Where do all the pulses go? Some limitations of high-rate stimulation in Cochlear Implant and Auditory Brainstem Implant Patients Event
- Time:
- 12:00 - 13:00
- Date:
- 3 June 2014
- Venue:
- Building 13, Room 3019 Highfield Campus University of Southampton
For more information regarding this event, please email Stefan Bleeck at bleeck@gmail.com .
Event details
Hearing and Speech Seminar
Speaker: Dr. Bob Carlyon, Deputy Director of the MRC CBU
For cochlear implant (CI) users, thresholds and comfortable loudness levels drop as the rate of electrical stimulation on each channel is increased up to several thousand pulses per second (pps). However, for most patients, pitch increases with increases in pulse rate only up to about 300 pps. This limitation is likely to hamper attempts by CI companies to improve pitch perception. To investigate the neural basis of this limitation, we have obtained electrically evoked compounad action potentials (ECAPs) and behavioural responses with the same subjects and stimuli. The results indicate that the primary limitation is likely to arise at sites central to the auditory nerve.

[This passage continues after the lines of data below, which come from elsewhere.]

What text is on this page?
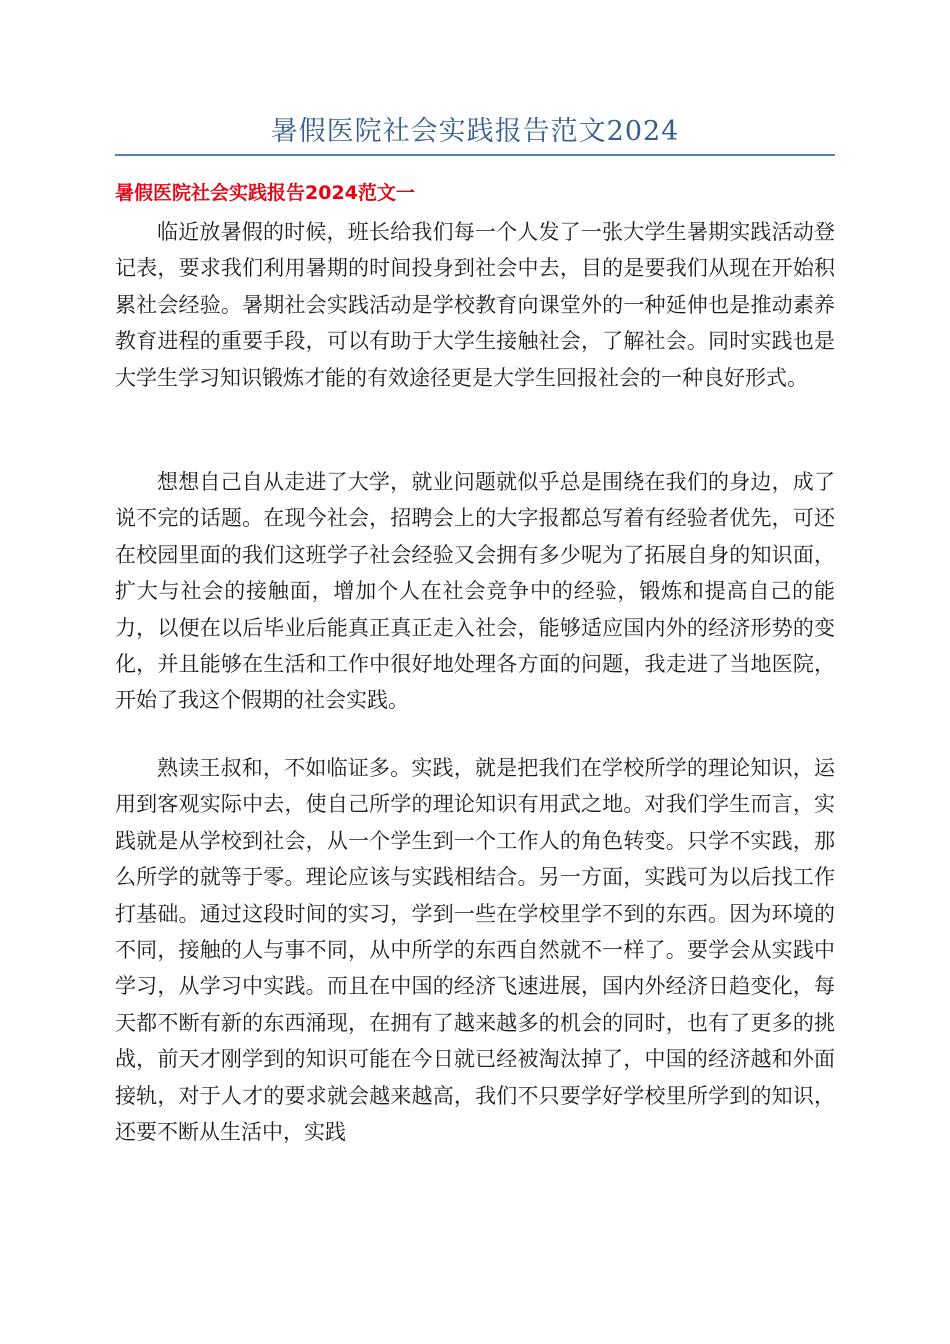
暑假医院社会实践报告范文2024
暑假医院社会实践报告2024范文一

临近放暑假的时候，班长给我们每一个人发了一张大学生暑期实践活动登记表，要求我们利用暑期的时间投身到社会中去，目的是要我们从现在开始积累社会经验。暑期社会实践活动是学校教育向课堂外的一种延伸也是推动素养教育进程的重要手段，可以有助于大学生接触社会，了解社会。同时实践也是大学生学习知识锻炼才能的有效途径更是大学生回报社会的一种良好形式。

想想自己自从走进了大学，就业问题就似乎总是围绕在我们的身边，成了说不完的话题。在现今社会，招聘会上的大字报都总写着有经验者优先，可还在校园里面的我们这班学子社会经验又会拥有多少呢为了拓展自身的知识面，扩大与社会的接触面，增加个人在社会竞争中的经验，锻炼和提高自己的能力，以便在以后毕业后能真正真正走入社会，能够适应国内外的经济形势的变化，并且能够在生活和工作中很好地处理各方面的问题，我走进了当地医院，开始了我这个假期的社会实践。

熟读王叔和，不如临证多。实践，就是把我们在学校所学的理论知识，运用到客观实际中去，使自己所学的理论知识有用武之地。对我们学生而言，实践就是从学校到社会，从一个学生到一个工作人的角色转变。只学不实践，那么所学的就等于零。理论应该与实践相结合。另一方面，实践可为以后找工作打基础。通过这段时间的实习，学到一些在学校里学不到的东西。因为环境的不同，接触的人与事不同，从中所学的东西自然就不一样了。要学会从实践中学习，从学习中实践。而且在中国的经济飞速进展，国内外经济日趋变化，每天都不断有新的东西涌现，在拥有了越来越多的机会的同时，也有了更多的挑战，前天才刚学到的知识可能在今日就已经被淘汰掉了，中国的经济越和外面接轨，对于人才的要求就会越来越高，我们不只要学好学校里所学到的知识，还要不断从生活中，实践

For Auditory Brainstem Implant (ABI) users, increases in pulse rate beyond about 200-300 pps produce no, or very small, changes in threshold or loudness. This is very different to the large effects observed at high rates for CI users. We have performed psychophysical experiments showing that this difference is mediated by a mechanism having a very short time constant. We also show that ABI users are, like CI users, preferentially sensitive to anodic (as opposed to cathodic) current. We propose that it may be possible to exploit this finding to provide greater control over place of excitation in ABI users.